IF Britain needed another reason to leave the sclerotic European Union, then the European Court of Justice has provided one.
On October 3, the ECJ ruled that the courts of EU member states may order Facebook – and by implication any social media company – to remove comments and posts deemed illegal by that state worldwide.
While it is unclear how a worldwide ban would be enforced, the ECJ could enforce one within the EU, and the upshot is that the most draconian censorship laws of any member state will be given effect throughout the Union.
As Facebook pointed out, this ‘undermines the long-standing principle that one country does not have the right to impose its laws on speech on another country’.
In the case in question, the ECJ upheld the order of an Austrian court that Facebook Ireland must ‘remove a comment published by a user on that social network harmful to (the claimant’s) reputation, and allegations which were identical and/or of an equivalent content.’
The requirement to remove ‘equivalent content’ is very likely to involve the use of automated filters, which will imperfectly identify such content and therefore represent an additional potentially massive infringement of free speech as unrelated and inoffensive content is removed by mistake.
There are already some fearsome censorship laws on the books in EU member states. A controversial 2017 German law, for instance, requires all social media platforms to delete or block content deemed a criminal offence such as libel, slander, defamation or incitement within 24 hours of receiving a complaint, on pain of a fine of up to 50million euros.
‘Incitement’ is getting very close to hate speech – the Left’s favourite way of closing down conservative discourse. Indeed, France is currently in the process of passing a law that will give social media platforms 24 hours to remove ‘hateful content’ or be hit with a fine of up to four per cent of their global revenue.

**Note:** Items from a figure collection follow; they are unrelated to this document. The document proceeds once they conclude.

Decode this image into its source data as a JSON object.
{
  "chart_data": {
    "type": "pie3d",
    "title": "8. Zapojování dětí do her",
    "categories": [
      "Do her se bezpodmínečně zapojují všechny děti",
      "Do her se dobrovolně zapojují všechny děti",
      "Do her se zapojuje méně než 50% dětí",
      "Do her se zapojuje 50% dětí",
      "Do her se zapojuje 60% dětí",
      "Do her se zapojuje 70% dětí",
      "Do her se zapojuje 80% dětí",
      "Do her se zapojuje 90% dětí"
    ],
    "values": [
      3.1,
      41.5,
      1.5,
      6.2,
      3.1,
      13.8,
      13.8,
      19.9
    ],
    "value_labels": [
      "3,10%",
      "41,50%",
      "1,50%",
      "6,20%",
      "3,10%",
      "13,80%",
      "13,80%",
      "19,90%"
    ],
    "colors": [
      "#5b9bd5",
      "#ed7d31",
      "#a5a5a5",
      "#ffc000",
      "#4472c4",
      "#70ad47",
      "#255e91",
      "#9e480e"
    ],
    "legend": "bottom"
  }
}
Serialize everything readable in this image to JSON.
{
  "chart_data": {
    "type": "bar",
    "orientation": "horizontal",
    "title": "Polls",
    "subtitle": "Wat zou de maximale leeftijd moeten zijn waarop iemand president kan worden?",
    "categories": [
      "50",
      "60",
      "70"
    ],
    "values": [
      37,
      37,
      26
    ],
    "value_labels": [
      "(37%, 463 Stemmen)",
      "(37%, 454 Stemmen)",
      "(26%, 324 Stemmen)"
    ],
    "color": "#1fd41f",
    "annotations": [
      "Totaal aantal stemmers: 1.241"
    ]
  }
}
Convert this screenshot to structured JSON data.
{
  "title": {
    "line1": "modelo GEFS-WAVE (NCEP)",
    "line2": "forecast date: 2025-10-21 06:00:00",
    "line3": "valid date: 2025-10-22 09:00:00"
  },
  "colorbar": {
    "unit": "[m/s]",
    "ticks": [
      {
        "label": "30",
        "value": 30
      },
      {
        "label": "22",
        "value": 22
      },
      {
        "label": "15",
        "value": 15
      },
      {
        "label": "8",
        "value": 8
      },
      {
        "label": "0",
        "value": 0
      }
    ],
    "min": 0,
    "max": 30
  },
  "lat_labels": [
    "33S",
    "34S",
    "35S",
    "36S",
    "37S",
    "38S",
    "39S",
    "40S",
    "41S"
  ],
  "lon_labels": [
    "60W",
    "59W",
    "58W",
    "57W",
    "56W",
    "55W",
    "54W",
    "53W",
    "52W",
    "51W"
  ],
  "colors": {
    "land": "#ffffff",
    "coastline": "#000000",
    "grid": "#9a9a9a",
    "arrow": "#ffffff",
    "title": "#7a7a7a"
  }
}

What counts as hate is, as we know, an ever-shifting landscape largely defined by the sensitivities of the Left’s client victim groups. To racism and sexism (themselves with ever-widening definitions, such as criticising open-doors immigration or complimenting a woman’s looks) we have recently seen added homophobia, transphobia and Islamophobia, among others.
While real prejudice certainly exists with respect to these groups, the problem with making such supposedly ‘hateful’ speech illegal rests on what counts as ‘hateful’ rather than merely critical, humorous or indeed harmless, and who gets to decide.
In this country we have a long tradition of affirming free speech because we believe in the importance of making space for truth and integrity, and because we don’t trust those in authority not to suppress speech merely because they don’t like it, disagree with it, or find it uncomfortable or inconvenient.
This means permitting within a wide scope speech that might risk being offensive or having harmful real-world effects – not because we think it’s good to be offensive or harmful, but because some offence must be tolerated and some risks taken for the sake of the more important goal of keeping society free and ensuring that truth cannot be forever buried.
This noble tradition of free speech is now at risk across Europe from illiberal laws such as those of Germany and France, and the ECJ has ensured that the whole European Union will be ensnared by the measures passed in the very worst.
Thank goodness we’re leaving. We are leaving, aren’t we?